Laporan Ikhtisar Hasil Pemeriksaan (IHPS) disampaikan oleh Ketua BPK RI Moermahadi Soerja Djanegara pada sidang paripurna Luar Biasa Ke-1 DPD RI masa sidang I Tahun sidang 2017-2018, di Gedung Nusantara V, Rabu (4/10).
Laporan LHP itu langsung diterima Ketua DPD RI Oesman Sapta dan Wakil Ketua DPD RI Nono Sampono. Menindaklanjuti hasil Laporan, Nono Sampono mengatakan akan menindaklanjuti hal tersebut dengan meneruskan ke Komite IV DPD RI dan Badan Akuntabilitas Publik (BAP) DPD RI.
Dari hasil LHP tersebut, Nono mengatakan DPD RI akan jadikan pertimbangan terkait dengan anggaran pendapatan belanja negara. Dirinya juga menghimbau agar melakukan review pengendalian internal baik di lembaga kementerian dan daerah. Upaya tersebut perlu dilakukan agar tidak menjadi celah bagi oknum melakukan penyimpangan.
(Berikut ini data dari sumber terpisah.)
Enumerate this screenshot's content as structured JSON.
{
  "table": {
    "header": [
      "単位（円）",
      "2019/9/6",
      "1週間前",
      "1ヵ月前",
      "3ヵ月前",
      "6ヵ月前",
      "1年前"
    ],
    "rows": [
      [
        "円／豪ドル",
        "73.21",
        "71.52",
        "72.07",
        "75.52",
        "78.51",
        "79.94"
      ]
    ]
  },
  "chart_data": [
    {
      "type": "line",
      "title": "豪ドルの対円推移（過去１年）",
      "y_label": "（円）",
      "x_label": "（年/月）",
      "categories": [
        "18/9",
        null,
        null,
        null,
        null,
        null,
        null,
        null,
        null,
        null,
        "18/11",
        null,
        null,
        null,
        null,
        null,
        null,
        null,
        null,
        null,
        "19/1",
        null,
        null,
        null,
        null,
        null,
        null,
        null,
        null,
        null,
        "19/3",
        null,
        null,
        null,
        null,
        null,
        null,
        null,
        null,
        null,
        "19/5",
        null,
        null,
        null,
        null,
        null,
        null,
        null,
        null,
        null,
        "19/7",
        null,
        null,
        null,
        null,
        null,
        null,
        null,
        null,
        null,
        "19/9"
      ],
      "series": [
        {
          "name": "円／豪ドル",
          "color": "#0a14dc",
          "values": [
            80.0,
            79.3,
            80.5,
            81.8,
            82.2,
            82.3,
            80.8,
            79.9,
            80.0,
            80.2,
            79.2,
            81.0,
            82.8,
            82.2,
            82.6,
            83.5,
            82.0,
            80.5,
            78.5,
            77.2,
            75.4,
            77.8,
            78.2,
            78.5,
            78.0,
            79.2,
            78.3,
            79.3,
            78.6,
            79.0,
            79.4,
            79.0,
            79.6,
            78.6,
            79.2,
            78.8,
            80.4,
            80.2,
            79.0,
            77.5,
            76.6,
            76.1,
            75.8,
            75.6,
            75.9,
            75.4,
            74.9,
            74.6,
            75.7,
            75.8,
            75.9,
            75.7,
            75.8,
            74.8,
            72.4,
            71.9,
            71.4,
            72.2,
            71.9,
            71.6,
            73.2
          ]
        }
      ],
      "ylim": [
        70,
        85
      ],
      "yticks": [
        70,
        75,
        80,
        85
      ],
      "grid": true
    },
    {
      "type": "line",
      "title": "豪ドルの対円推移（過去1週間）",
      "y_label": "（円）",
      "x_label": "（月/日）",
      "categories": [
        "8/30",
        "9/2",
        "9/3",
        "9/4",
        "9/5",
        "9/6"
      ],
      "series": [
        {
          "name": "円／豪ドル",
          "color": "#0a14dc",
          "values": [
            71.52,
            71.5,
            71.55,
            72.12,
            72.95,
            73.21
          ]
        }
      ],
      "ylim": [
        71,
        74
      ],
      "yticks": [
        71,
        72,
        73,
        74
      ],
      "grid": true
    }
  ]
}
Selain itu, Nono Sampono juga menyoroti soal LHP BPK. Ia menyatakan perlu diperhatikan atas PT. Freeport Indonesia (PT. FI), pelaksana kontrak PT. FI punya masalah edaran tarif iuran tetap royalti tidak disesuaikan dengan tarif baru. Ditambahkan pula, kepemilikan saham FI juga belum optimal.
"Semuanya harus dikelola agar pengelolaan sumber daya alam bisa secara nyata berikan kesejahteraan kepada rakyat," ujar Nono.